Conte Giacomo Leopardi (al battesimo Giacomo Taldegardo Francesco di Sales Saverio Pietro Leopardi) è stato un poeta, filosofo, scrittore, filologo italiano.
È ritenuto il maggior poeta dell’Ottocento italiano e una delle più importanti figure della letteratura mondiale, nonché una delle principali del romanticismo letterario; la profondità della sua riflessione sull’esistenza e sulla condizione umana – di ispirazione sensista e materialista – ne fa anche un filosofo di spessore.

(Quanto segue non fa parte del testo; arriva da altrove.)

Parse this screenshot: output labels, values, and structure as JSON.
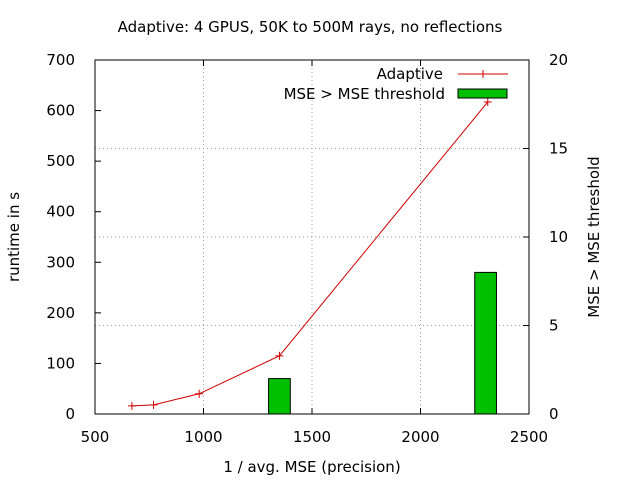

La straordinaria qualità lirica della sua poesia lo ha reso un protagonista centrale nel panorama letterario e culturale europeo e internazionale, con ricadute che vanno molto oltre la sua epoca.
Giacomo Leopardi, il maggior poeta dell’Ottocento italiano
Giacomo Leopardi nasce il 29 giugno 1798 a Recanati da famiglia ecclesiastica, formazione da autodidatta passa 7 anni nella biblioteca del padre, durante i quali fece uno studio matto e disperato che infierì sulle sue condizioni di salute, gli provocò scoliosi e problemi alla vista.
Passaggio dall’erudizione al bello
Nel 1816 inizierà la sua conversione letteraria “passaggio dall’erudizione al bello” ovvero abbandona gli studi eruditi e si dedica alla poesia in quanto unico strumento espressivo capace di dar forma ai sentimenti. Nel 1817 iniziò a scrivere lo “Zibaldone di pensieri” una specie di diario contenente riflessioni e idee di Giacomo.
Nel 1819, l’anno in cui cercò di fuggire da Recanati senza successo, fu preso da un esaurimento psicofisico che colpì la vista. Così iniziò la conversione filosofica “passaggio dal bello alla ragione” cioè dalla poesia alla filosofia, dunque si ha il passaggio a una fase atea e materialistica.
Roma e Milano
Nel 1822 finalmente lascia Recanati e giunge a Roma, il viaggio si rivelò però una delusione, perciò torna a Recanati. Scrive le “operette morali” nelle quali espone i suoi ideali filosofici e sembra evidente il passaggio dal pessimismo storico ( pensa che la tristezza dell’uomo dipende dalla sua evoluzione storico-culturale, mentre la natura è benigna) al pessimismo cosmico (il dolore che caratterizza l’uomo non è accidentale ma la conseguenza di una natura matrigna che lo fa vivere in situazioni ostili).
Parte per Milano dove l’editore Stella gli ha assicurato un incarico editoriale. Si trasferisce a Bologna dove stampa le sue prime raccolte di poesie ed è vittima di un amore non corrisposto per la contessa Teresa Corniani.
Firenze e morte
A seguito di alcune difficoltà economiche torna a Recanati, ma ben presto riparte per Firenze dove si fa nuove amicizie. Torna a Recanati per motivi di famiglia e scrive la poesia “A Silvia” dopo un soggiorno a Pisa. Ritorna a Firenze grazie a degli amici che gli offrono soldi in cambio di collaborazioni critico-letterarie.
A Firenze egli ebbe intensi rapporti sociali, strinse amicizia con Antonio Ranieri col quale progettò una rivista letteraria “Lo Spettatore” che però non fu autorizzata dal governo Toscano. Si trasferì a Napoli dove cambia casa più volte per poi stabilirsi in una villa sul Vesuvio per sfuggire alla colera. Qui pubblicò quasi tutte le sue opere. Morì il 14 giugno 1837, a 39 anni, assistito dalla sorella e da Ranieri.